103. Mesopotamia (Cello Works #1)


Live at Webster Hall (Photo: Isaac Gillespie)

I have been working on several pieces that I can perform entirely live without the addition of several tracks.   I find many of these 365 songs of a particular genre have been over-dubbed in a way that make the more bigger sounding works hard to perform live without a parade of musicians and a computer in front of me.  I have been experimenting with the pick-up on my cello to do live vocal looping using the f-holes in my cello.  I am including one of them as a 365 song.  I have made several attempts at it in the past never being happy with the result at all, however, I really feel it’s getting close.  There are a lot of kinks, but I wanted to show you the idea before it’s even really processed.

Writing: It’s a mix of prepared ideas and literal improvisation actually.  The chord changes are prepared, the number of times it passes is prepared, but everything else is improvisation.

Recording: I have a live mic in the room and my loop pedal is plugged directly into the computer which results in a slightly cleaner sound than recording it live from my little practice amp.

The first vocal with improvised words is sung into the room mic, but all the remaining chorus vocals are looped through lifting my cello up and singing straight into the f-holes of the cello, letting the pick-up get what it wants, not what I want it to get.  I also experimented with different vocal dynamics: how does it react when softer? Louder?  I’ve tried this idea out a few times in the practice room, only in principle, but never really applied it in real time.  I think it has potential.  This is a posted exercise song.  I’d like to break something much more polished very soon at a live show and see how it goes.

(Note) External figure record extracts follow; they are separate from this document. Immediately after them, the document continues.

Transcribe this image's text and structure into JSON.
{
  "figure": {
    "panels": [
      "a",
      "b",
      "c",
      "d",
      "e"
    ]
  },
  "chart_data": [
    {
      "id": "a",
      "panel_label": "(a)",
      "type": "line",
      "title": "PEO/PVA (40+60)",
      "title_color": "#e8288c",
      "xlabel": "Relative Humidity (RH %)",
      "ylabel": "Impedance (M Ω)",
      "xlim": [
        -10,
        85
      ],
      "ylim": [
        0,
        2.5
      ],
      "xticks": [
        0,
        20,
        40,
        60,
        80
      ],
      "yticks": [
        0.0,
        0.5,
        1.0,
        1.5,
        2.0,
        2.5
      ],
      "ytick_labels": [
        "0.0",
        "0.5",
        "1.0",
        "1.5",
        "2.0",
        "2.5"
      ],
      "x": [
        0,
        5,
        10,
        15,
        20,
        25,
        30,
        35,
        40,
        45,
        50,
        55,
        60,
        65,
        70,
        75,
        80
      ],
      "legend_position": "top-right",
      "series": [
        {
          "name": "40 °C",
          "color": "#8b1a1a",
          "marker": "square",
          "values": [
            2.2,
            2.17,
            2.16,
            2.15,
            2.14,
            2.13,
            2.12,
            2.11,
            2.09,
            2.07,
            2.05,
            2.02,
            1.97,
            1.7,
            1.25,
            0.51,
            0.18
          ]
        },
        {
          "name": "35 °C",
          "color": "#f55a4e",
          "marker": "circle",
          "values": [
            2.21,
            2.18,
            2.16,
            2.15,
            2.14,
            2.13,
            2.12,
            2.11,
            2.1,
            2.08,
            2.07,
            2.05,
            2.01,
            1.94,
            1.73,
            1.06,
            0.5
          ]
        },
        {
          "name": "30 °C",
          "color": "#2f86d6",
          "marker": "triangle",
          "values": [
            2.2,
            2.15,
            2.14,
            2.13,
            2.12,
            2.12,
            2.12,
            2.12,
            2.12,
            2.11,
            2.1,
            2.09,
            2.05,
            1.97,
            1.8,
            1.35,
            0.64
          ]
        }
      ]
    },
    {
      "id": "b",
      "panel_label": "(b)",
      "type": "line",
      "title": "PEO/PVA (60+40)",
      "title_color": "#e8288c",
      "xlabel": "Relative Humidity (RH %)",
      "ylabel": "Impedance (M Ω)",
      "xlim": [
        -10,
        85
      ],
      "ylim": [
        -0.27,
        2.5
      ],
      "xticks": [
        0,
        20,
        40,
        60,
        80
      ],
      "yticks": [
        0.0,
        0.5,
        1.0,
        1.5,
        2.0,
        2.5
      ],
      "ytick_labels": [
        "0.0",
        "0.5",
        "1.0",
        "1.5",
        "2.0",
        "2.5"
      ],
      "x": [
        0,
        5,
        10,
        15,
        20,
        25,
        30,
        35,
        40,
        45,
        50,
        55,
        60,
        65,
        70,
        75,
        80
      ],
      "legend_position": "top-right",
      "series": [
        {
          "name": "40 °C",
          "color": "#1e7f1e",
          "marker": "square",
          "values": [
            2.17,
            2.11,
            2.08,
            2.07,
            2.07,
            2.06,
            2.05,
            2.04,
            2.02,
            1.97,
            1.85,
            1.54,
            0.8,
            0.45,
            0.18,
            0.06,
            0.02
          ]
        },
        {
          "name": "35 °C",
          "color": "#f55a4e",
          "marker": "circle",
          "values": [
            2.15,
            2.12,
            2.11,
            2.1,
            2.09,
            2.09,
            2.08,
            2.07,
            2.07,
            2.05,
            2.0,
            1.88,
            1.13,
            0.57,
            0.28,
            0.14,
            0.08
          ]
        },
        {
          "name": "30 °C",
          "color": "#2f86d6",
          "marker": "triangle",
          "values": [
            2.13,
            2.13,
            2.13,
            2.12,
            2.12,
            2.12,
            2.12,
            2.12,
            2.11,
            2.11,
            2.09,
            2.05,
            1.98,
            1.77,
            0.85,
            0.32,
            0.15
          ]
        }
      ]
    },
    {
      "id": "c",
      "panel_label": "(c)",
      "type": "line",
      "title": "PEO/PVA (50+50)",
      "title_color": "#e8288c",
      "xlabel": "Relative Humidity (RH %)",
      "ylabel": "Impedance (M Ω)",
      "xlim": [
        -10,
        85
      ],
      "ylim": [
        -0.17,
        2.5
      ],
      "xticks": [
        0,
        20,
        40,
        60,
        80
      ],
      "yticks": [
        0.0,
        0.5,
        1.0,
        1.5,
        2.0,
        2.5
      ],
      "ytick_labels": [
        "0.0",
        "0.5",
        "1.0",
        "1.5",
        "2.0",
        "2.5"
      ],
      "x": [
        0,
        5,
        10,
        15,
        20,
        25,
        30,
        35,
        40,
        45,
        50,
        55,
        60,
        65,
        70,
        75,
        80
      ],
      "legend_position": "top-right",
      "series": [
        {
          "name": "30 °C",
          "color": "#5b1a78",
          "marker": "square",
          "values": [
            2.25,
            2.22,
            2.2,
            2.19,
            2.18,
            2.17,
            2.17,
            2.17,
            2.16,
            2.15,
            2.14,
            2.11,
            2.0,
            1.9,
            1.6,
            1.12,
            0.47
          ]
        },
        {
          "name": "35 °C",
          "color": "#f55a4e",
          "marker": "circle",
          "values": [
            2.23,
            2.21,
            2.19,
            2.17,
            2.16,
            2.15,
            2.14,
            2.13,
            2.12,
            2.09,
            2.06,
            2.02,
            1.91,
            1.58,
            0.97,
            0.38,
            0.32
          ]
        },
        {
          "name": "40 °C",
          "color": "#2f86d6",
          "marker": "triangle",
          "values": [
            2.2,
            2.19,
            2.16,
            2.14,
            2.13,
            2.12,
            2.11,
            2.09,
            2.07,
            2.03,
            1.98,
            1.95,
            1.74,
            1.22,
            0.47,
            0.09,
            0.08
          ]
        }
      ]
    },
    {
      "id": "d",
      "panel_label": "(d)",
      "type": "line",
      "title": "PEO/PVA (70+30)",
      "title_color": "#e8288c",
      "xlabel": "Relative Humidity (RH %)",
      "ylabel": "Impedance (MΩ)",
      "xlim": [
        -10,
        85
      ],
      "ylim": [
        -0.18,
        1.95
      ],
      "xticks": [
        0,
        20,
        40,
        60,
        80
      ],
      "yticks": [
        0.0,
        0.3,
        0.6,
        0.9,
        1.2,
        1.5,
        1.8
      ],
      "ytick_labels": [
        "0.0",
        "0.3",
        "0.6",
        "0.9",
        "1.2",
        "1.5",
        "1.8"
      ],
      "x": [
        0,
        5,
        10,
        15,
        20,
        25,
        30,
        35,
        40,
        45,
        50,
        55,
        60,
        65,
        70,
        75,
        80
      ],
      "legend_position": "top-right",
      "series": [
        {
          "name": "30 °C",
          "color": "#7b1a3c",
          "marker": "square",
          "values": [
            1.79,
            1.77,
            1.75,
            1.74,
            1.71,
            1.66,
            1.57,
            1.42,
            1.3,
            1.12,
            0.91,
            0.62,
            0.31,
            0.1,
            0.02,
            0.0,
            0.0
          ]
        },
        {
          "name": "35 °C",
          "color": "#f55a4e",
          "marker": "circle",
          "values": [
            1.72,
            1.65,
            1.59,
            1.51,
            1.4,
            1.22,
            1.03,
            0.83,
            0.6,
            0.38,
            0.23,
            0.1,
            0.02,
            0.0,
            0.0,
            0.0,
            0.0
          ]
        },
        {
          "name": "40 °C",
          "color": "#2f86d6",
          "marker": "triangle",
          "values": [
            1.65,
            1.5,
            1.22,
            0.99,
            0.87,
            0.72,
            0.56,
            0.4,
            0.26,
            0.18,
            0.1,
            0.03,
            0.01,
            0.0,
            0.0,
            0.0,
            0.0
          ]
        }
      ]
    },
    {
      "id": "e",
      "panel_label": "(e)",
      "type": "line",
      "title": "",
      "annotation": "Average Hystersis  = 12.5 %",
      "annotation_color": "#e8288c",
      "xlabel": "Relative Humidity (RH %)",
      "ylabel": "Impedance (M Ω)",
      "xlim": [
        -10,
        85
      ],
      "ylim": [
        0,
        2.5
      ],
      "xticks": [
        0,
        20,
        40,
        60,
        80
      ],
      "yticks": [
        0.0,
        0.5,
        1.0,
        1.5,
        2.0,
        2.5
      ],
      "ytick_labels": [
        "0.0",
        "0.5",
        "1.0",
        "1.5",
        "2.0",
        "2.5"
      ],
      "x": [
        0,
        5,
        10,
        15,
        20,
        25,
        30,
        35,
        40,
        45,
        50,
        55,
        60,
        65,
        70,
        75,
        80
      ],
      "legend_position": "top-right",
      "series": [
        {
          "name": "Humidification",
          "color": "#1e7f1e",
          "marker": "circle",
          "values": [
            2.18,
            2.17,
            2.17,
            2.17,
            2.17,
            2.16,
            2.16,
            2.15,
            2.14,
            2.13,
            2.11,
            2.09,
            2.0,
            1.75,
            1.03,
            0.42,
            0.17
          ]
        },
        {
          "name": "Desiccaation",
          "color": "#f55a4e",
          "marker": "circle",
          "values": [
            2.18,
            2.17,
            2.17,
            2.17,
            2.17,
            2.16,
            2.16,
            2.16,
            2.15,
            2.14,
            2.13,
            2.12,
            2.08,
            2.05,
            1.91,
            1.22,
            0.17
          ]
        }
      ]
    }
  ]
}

A word on lyrics: I’ve had a real block lately.  Some will say that writer’s block is all in your head, that it doesn’t really exist.  I don’t know.  There are a lot of lyric exercises one can do to push through it.  To be frank, I’ve been a bit lazy.  Lyrics take a lot of energy out of me… and I’ve wanted to watch movies (The Saint is on instant play on NetFlix! Yesss! Best acting ever!)

Disclaimer: This song is a posting of a sketch.  My silent ego shudders at the vocal performance of this song, but I have confidence that you will hear what you need to get out of it, as have I!